Pomijając niefortunny incydent z poprzedniego wieczora, po którym Harremu został siniak i rozcięta warga, tydzień przedświąteczny przebiegał w radosnej atmosferze. Następnego dnia Harry obudził się o szóstej rano, by dokonać inspekcji szykowanych dla gości sypialń. Na szczęście Stworek, który ze swego okresu buntu wyrósł jeszcze w czasie, gdy mieszkali tu z Ronem i Hermioną spisał się wyśmienicie. Wszystko lśniło i było przygotowane na przybycie Weasleyów. Nie mogąca usiedzieć w Norze, w pełni spakowana Ginny, przyleciała do domu tuż po śniadaniu, kiedy Harry robił inspekcję, przeznaczonej dla Rona, sypialni na drugim piętrze. W chwilę później w kominku zawirował, nie mający do nich za grosz zaufania Ron, który postanowił pilnować co robią Ginny i Harry. Snuł się od tej pory krok w krok za nim, i a w czasie obiadu był nadal odrobinę mrukliwy, podczas gdy Ginny i Harremu usta wprost się nie zamykały. Państwo Weasleyowie i George, który postanowił, że również będzie mieszkał u Harrego, pojawili się dopiero wieczorem, kiedy w powietrzu unosiły się już wyczarowane przez Ginny Elfy, delikatnie nucąc dziesiątki kolęd. Zobaczywszy cudowny wystrój całego domu, Molly z miejsca zmieniła opinię co do Świąt w Londynie. Przez cały poprzedzający Boże Narodzenie tydzień Harry był w szampańskim nastroju. Wraz z Elfami wyśpiewywał kolędy. Grał z Ginny w Eksplodującego Durnia i zabierał ją na długie spacery po Mugolskim Londynie, którego zupełnie nie znała. W tych spacerach zawsze towarzyszył im Łapa, który nie odstępował Ginny na krok i nawet spał w jej pokoju.
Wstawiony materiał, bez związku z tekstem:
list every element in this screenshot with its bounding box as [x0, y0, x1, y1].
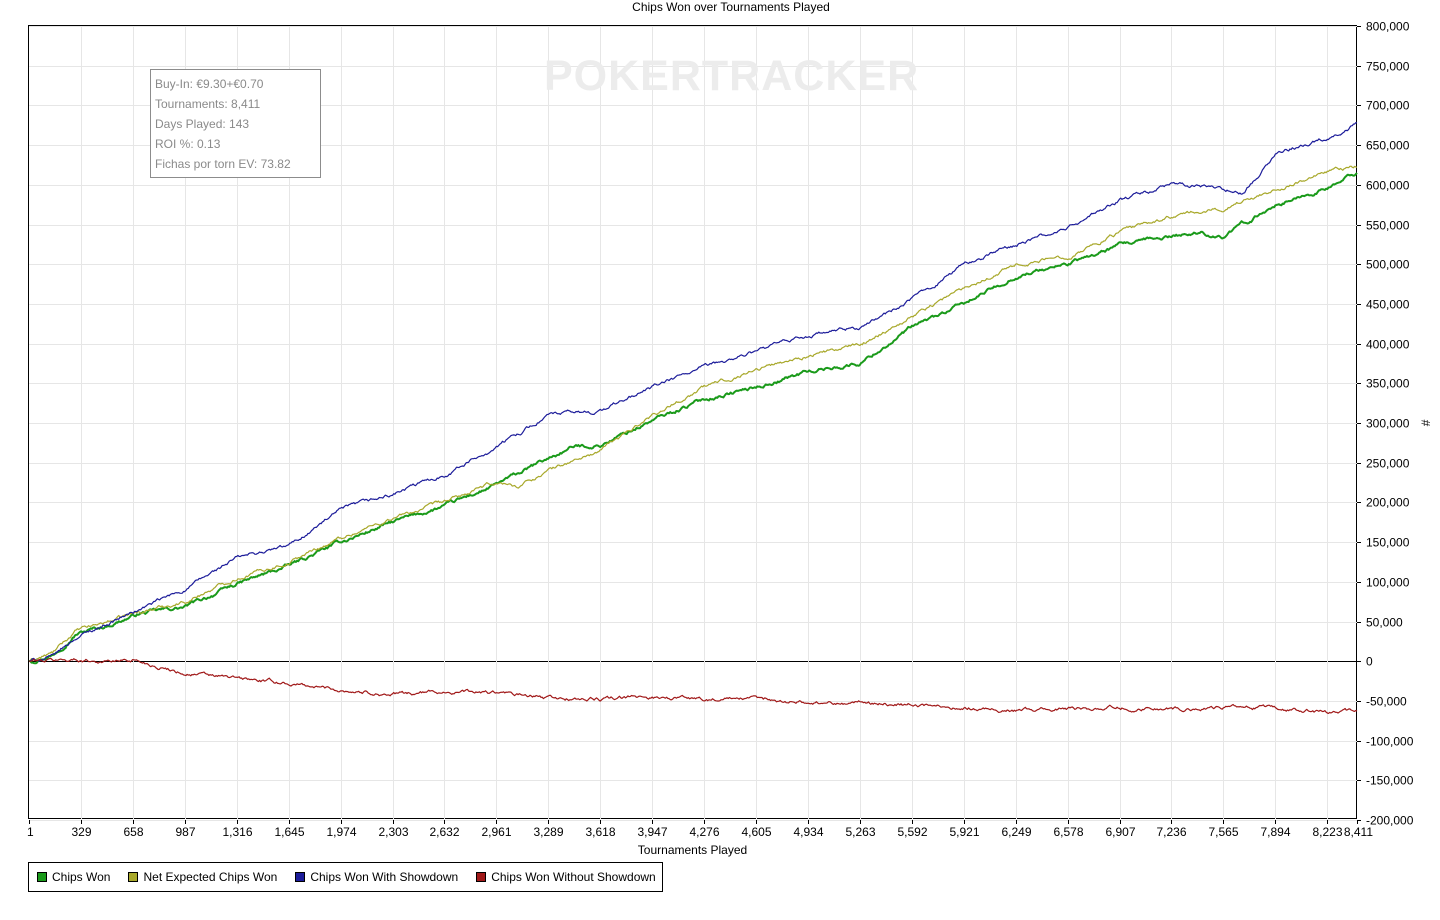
x-tick-label: 8,411: [1344, 825, 1373, 839]
legend-item-net-expected[interactable]: Net Expected Chips Won: [128, 870, 277, 884]
chart-legend: Chips Won Net Expected Chips Won Chips W…: [28, 862, 663, 892]
legend-swatch-without-showdown: [476, 872, 487, 882]
legend-item-with-showdown[interactable]: Chips Won With Showdown: [295, 870, 458, 884]
info-days-played: Days Played: 143: [155, 117, 250, 131]
y-tick-label: 800,000: [1366, 20, 1410, 34]
x-tick-label: 5,592: [897, 825, 927, 839]
x-tick-label: 1,974: [326, 825, 356, 839]
stats-info-box: Buy-In: €9.30+€0.70 Tournaments: 8,411 D…: [150, 69, 321, 178]
x-tick-label: 6,249: [1001, 825, 1031, 839]
legend-label-without-showdown: Chips Won Without Showdown: [491, 870, 656, 884]
y-tick-label: -150,000: [1366, 774, 1414, 788]
y-tick-label: -100,000: [1366, 735, 1414, 749]
watermark-logo: POKERTRACKER: [544, 52, 919, 100]
x-axis-title: Tournaments Played: [637, 843, 748, 857]
legend-label-with-showdown: Chips Won With Showdown: [310, 870, 459, 884]
y-tick-label: 300,000: [1366, 417, 1410, 431]
x-tick-label: 4,605: [741, 825, 771, 839]
y-tick-label: 450,000: [1366, 298, 1410, 312]
y-tick-label: 500,000: [1366, 258, 1410, 272]
info-roi: ROI %: 0.13: [155, 137, 221, 151]
y-axis-title: #: [1418, 419, 1433, 427]
legend-label-chips-won: Chips Won: [52, 870, 111, 884]
y-tick-label: -200,000: [1366, 814, 1414, 828]
y-tick-label: 100,000: [1366, 576, 1410, 590]
x-tick-label: 6,578: [1053, 825, 1083, 839]
legend-swatch-with-showdown: [295, 872, 306, 882]
legend-swatch-net-expected: [128, 872, 139, 882]
x-tick-label: 7,236: [1156, 825, 1186, 839]
y-tick-label: 350,000: [1366, 377, 1410, 391]
series-line-chips-won: [28, 172, 1358, 665]
axes: 800,000 750,000 700,000 650,000 600,000 550,0…: [27, 20, 1414, 840]
x-tick-label: 3,618: [585, 825, 615, 839]
y-tick-label: -50,000: [1366, 695, 1407, 709]
x-tick-label: 2,303: [378, 825, 408, 839]
series-line-chips-won-without-showdown: [29, 657, 1358, 715]
y-tick-label: 400,000: [1366, 338, 1410, 352]
x-tick-label: 987: [175, 825, 195, 839]
x-tick-label: 7,565: [1208, 825, 1238, 839]
x-tick-label: 6,907: [1105, 825, 1135, 839]
x-tick-label: 5,263: [845, 825, 875, 839]
y-tick-label: 600,000: [1366, 179, 1410, 193]
x-tick-label: 1,316: [222, 825, 252, 839]
x-tick-label: 7,894: [1260, 825, 1290, 839]
y-tick-label: 50,000: [1366, 616, 1403, 630]
info-buy-in: Buy-In: €9.30+€0.70: [155, 77, 264, 91]
x-tick-label: 2,632: [429, 825, 459, 839]
chart-title: Chips Won over Tournaments Played: [632, 0, 830, 14]
y-tick-label: 700,000: [1366, 99, 1410, 113]
grid-lines: [29, 26, 1357, 821]
series-line-chips-won-with-showdown: [28, 122, 1358, 662]
x-tick-label: 2,961: [481, 825, 511, 839]
y-tick-label: 150,000: [1366, 536, 1410, 550]
y-tick-label: 550,000: [1366, 219, 1410, 233]
x-tick-label: 1,645: [274, 825, 304, 839]
y-tick-label: 750,000: [1366, 60, 1410, 74]
series-lines: [28, 122, 1358, 715]
x-tick-label: 329: [71, 825, 91, 839]
y-tick-label: 0: [1366, 655, 1373, 669]
series-line-net-expected-chips-won: [28, 165, 1358, 662]
x-tick-label: 3,947: [637, 825, 667, 839]
x-tick-label: 5,921: [949, 825, 979, 839]
legend-label-net-expected: Net Expected Chips Won: [143, 870, 278, 884]
info-tournaments: Tournaments: 8,411: [155, 97, 261, 111]
info-ev: Fichas por torn EV: 73.82: [155, 157, 291, 171]
x-tick-label: 1: [27, 825, 34, 839]
y-tick-label: 250,000: [1366, 457, 1410, 471]
y-tick-label: 200,000: [1366, 496, 1410, 510]
x-tick-label: 4,934: [793, 825, 823, 839]
legend-item-without-showdown[interactable]: Chips Won Without Showdown: [476, 870, 656, 884]
x-tick-label: 3,289: [533, 825, 563, 839]
watermark-text: POKERTRACKER: [544, 52, 920, 100]
legend-swatch-chips-won: [37, 872, 47, 882]
x-tick-label: 658: [123, 825, 143, 839]
x-tick-label: 4,276: [689, 825, 719, 839]
legend-item-chips-won[interactable]: Chips Won: [37, 870, 110, 884]
x-tick-label: 8,223: [1312, 825, 1342, 839]
y-tick-label: 650,000: [1366, 139, 1410, 153]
Jakkolwiek nastawienie do Świąt przy Grimmauld Place 12, zmieniło się u pani Weasley diametralnie, wciąż jednak była wściekła na swoją córkę i Harrego za nieodpowiedzialne zachowanie, jak nazywała ich wspólny, samotny nocleg w tym domu. Odrobinę udobruchała się widząc, że Ginny naprawdę ma własny pokój, choć podejrzane jej się wydawało, że znajduje się on na ostatnim piętrze, obok pokoju Harrego. Każdej nocy wspinała się na ich piętro by zobaczyć, czy jej córka śpi w swoim łóżku. Zaprzestała tej praktyki dopiero po potężnej awanturze, jaką trzeciej nocy urządziła jej Ginny.